The RS monitor gives you a host of information that stats geeks/excited passengers will love – power curves, torque curves, steering angle, lap times, and so much more are available for all to see. There’s even a new mode for this generation of RS that allows drivers to record laps with their phones/action cameras and upload them to social media or an owners’ site to show off. Wonderful in theory, but also a good indicator of who you shouldn’t invite over for dinner. How does it drive?
There are two flavours of Megane RS: the road-friendly Sport and hardcore Cup. We spent the vast majority of our time in the Sport variant hunting out some of Southern Spain’s more entertaining roads. The Sport car gets the same 276bhp and 288lb ft 1.8-litre, turbocharged engine as the Cup car, but its suspension is softer for more daily use, and it doesn’t get the Cup’s Torsen limited-slip differential. Renaultsport is aware that its customers might not want to have the full-beans RS experience on their commute to work, and the Sport means you can have 99 percent of the fun when you want to, but aren’t committed to a hard ride when you need to nip out for a pint of milk.
Each car gets adaptive driving modes – Comfort, Normal, Sport, the RS exclusive ‘Race’, and Perso (to set the car up to your preferences) – and they’re easy to switch between via the car’s large infotainment screen. In its softest setting the RS can still be uncomfortable over rough asphalt.
It’s certainly liveable, and nowhere near as choppy and bumpy as the likes of the or, but it can catch you unawares.
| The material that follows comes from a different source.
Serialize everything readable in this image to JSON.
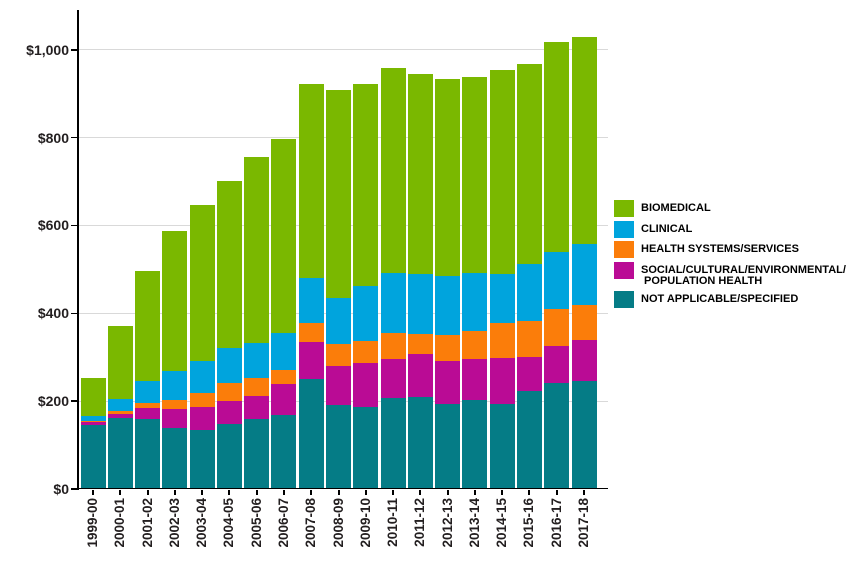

That said, if you’re looking at buying a hot hatch you shouldn’t expect a Rolls-Royce ride. Both the Sport and Cup cars are available with a six-speed manual or six-speed dual-clutch automatic gearbox. Each will do the 0-62mph run in 5.8 seconds, while the manual car will do 158mph, the auto will clip 155mph. Our roadgoing ‘Sport’ car was fitted with the automatic ‘box, and if this was five years ago that would fill us with horror. Today, thankfully, there’s no need to be alarmed. It’s slick, quick, and responsive as you like.
The only downside is that the shift paddles are mounted to the steering column not the wheel, and they’re not quite far enough out for easy reach – a mid-corner gear blip could be a challenge. The auto 'box has a cool party piece though; pull the ‘down’ paddle as you’re going into a corner and, rather than dropping one cog, it’ll select the gear that’ll give you the best torque for a fast corner exit. The car sets itself up differently depending on which mode you’re in. Comfort will keep things smooth, Sport ups the noise, and Race makes it aggressive and turns the traction control off. The transformation between each mode is huge, and while purists will keep it in Race all the time, we found that Sport is the best balance for road work. The Megane RS does without AWD and hyperhatch power, instead keeping the front wheels driven and, in today’s climate at least, a modest power figure.
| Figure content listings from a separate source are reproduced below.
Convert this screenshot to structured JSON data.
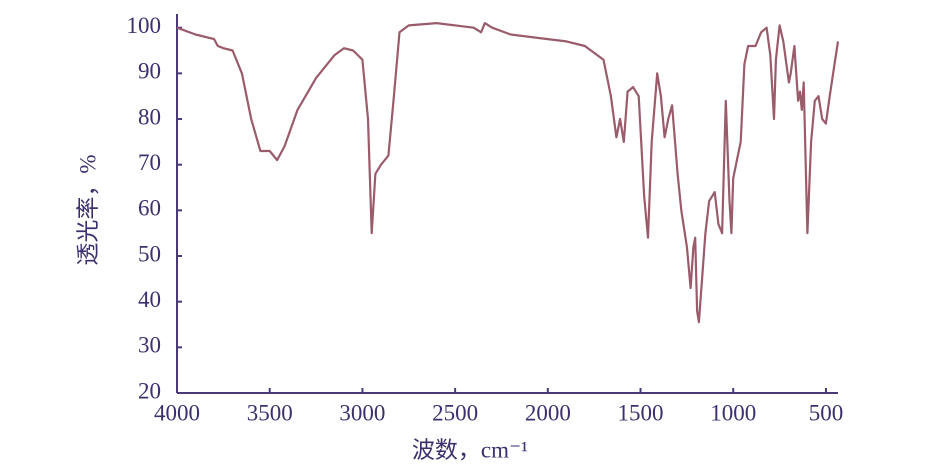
{
  "chart_data": {
    "type": "line",
    "xlabel": "波数，cm⁻¹",
    "ylabel": "透光率，%",
    "x": [
      4000,
      3900,
      3800,
      3780,
      3750,
      3700,
      3650,
      3600,
      3550,
      3500,
      3460,
      3420,
      3350,
      3250,
      3150,
      3100,
      3050,
      3000,
      2970,
      2950,
      2930,
      2900,
      2860,
      2830,
      2800,
      2750,
      2600,
      2400,
      2360,
      2340,
      2300,
      2200,
      2000,
      1900,
      1800,
      1700,
      1660,
      1630,
      1610,
      1590,
      1570,
      1540,
      1510,
      1480,
      1460,
      1440,
      1410,
      1390,
      1370,
      1350,
      1330,
      1300,
      1280,
      1250,
      1230,
      1215,
      1205,
      1195,
      1185,
      1150,
      1130,
      1100,
      1080,
      1060,
      1040,
      1020,
      1010,
      1000,
      980,
      960,
      940,
      920,
      880,
      850,
      820,
      800,
      780,
      770,
      750,
      730,
      700,
      690,
      670,
      650,
      640,
      630,
      620,
      600,
      580,
      560,
      540,
      520,
      500,
      480,
      450,
      435
    ],
    "series": [
      {
        "color": "#9a5b6b",
        "values": [
          100,
          98.5,
          97.5,
          96,
          95.5,
          95,
          90,
          80,
          73,
          73,
          71,
          74,
          82,
          89,
          94,
          95.5,
          95,
          93,
          80,
          55,
          68,
          70,
          72,
          85,
          99,
          100.5,
          101,
          100,
          99,
          101,
          100,
          98.5,
          97.5,
          97,
          96,
          93,
          85,
          76,
          80,
          75,
          86,
          87,
          85,
          63,
          54,
          75,
          90,
          85,
          76,
          80,
          83,
          68,
          60,
          52,
          43,
          52,
          54,
          38,
          35.5,
          55,
          62,
          64,
          57,
          55,
          84,
          62,
          55,
          67,
          71,
          75,
          92,
          96,
          96,
          99,
          100,
          94,
          80,
          93,
          100.5,
          97,
          88,
          90,
          96,
          84,
          86,
          82,
          88,
          55,
          75,
          84,
          85,
          80,
          79,
          85,
          93,
          97
        ]
      }
    ],
    "xlim": [
      4000,
      435
    ],
    "ylim": [
      20,
      103
    ],
    "xticks": [
      4000,
      3500,
      3000,
      2500,
      2000,
      1500,
      1000,
      500
    ],
    "yticks": [
      20,
      30,
      40,
      50,
      60,
      70,
      80,
      90,
      100
    ]
  }
}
Renault has set plenty of FWD records in the past, so why not stick to what it’s good? However, it has decided to give the rear wheels something to do by introducing '4Control' four-wheel steering – a first for this class of car. Below 37mph (62mph in Race mode) the rear wheels give you a few degrees of steer in the opposite direction to the fronts, above those speeds they point in the same direction as the fronts for a tighter line. The results on the move are utterly astounding. Switchbacks and tight bends are dealt with easily and directly – almost with the forceful cornering dexterity of an AWD hot hatch but with none of the weight penalty that goes with it.